Além dessas entidades, estão aquelas que fazem parte de agrupamentos, enfeixadas nas diversas linhas, com um número ilimitado de entidades. Os agrupamentos mais conhecidos são os agrupamentos das Almas (conhecido como Linha das Almas), enfeixados nas linhas de Xangô e de Yorimá e o agrupamento do Oriente (enfeixado na linha de Oxalá).

Existem outras entidades que se manifestam em algumas casas de Umbanda, mas que não fazem parte da síntese da Umbanda, como por exemplo, baianos, boiadeiros, marinheiros e ciganos. São apenas espíritos que desejam trabalhar, mas não são nem guias e nem protetores e também não estão enfeixados em nenhuma das linhas de Umbanda e não se relacionam, portanto, a nenhum orixá.

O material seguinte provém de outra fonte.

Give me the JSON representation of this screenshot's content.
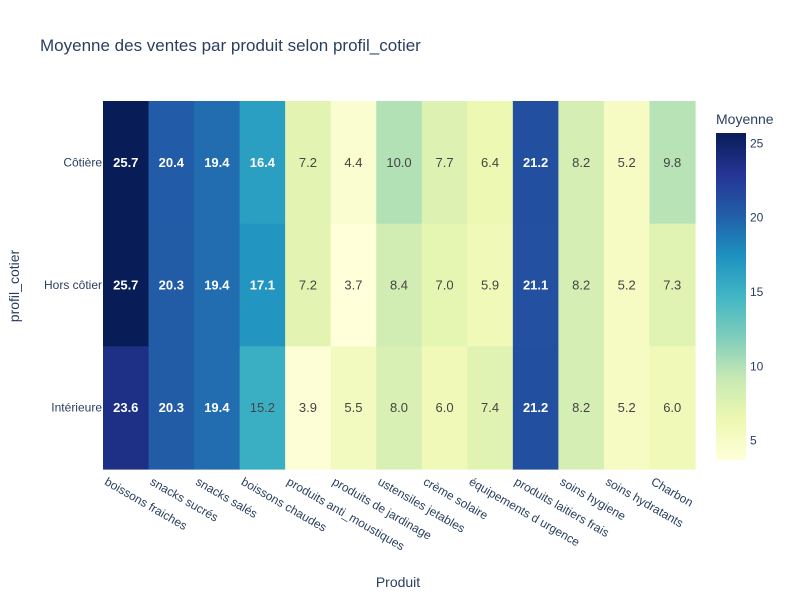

Estes espíritos trabalham apenas na base do aconselhamento em cima de seus sistemas particulares de crenças enquanto indivíduos comuns, pois não têm acesso aos registros cármicos dos consulentes e tampouco maior conhecimento.
7 Orixás (linhas)
7 Chefes de Legião
7 Chefes de Legião
7 Chefes de Legião
7 Chefes de Legião
7 Chefes de Legião
7 Chefes de Legião
7 Chefes de Legião
49 Chefes de Falange
49 Chefes de Falange
49 Chefes de Falange
49 Chefes de Falange
49 Chefes de Falange
49 Chefes de Falange
49 Chefes de Falange
343 Guias
2401 Protetores

A seguir, detalhes de um Orixá (Linha):

Obs: Os símbolos utilizados são apenas para exemplificar, não representando a simbologia da Umbanda.
7 Chefes de Legião com nomes diferentes
Para cada Chefe de Legião encontramos 7 Chefes de Falange com o mesmo nome
Para cada Chefe de Falange encontramos 7 Guias com nomes diversos
Para cada Guia encontramos 7 Protetores com nomes diversos
Chefe de Legião
Chefe de Falange
Guia
Protetores
Exemplos de entidades e seus graus hierárquicos:
Chefes de Legião:
Oxalá – Guarani
Ogum – De Male
Oxossi – Araribóia
Xangô – Pedra Branca
Yemanjá – Estrela do Mar
Yori – Yrai
Yorimá – Pai José de Aruanda.

Guias:
Oxalá – Água Branca
Oxossi – Tupinambá
Ogum – Rompe Mato
Xangô – Cachoeira
Yemanjá – Jacira
Yori – Crispim
Yorimá – Pai Jacó

Agentes mágicos (exus)
Outro tipo de entidade que se apresenta na Umbanda é o agente mágico (conhecido popularmente com o nome de exu). É a entidade que trabalha transmutando a magia no plano astral, a qual, infelizmente, é muitas vezes conhecida erroneamente com conotações pejorativas. Falaremos dos agentes mágicos em capítulo próprio.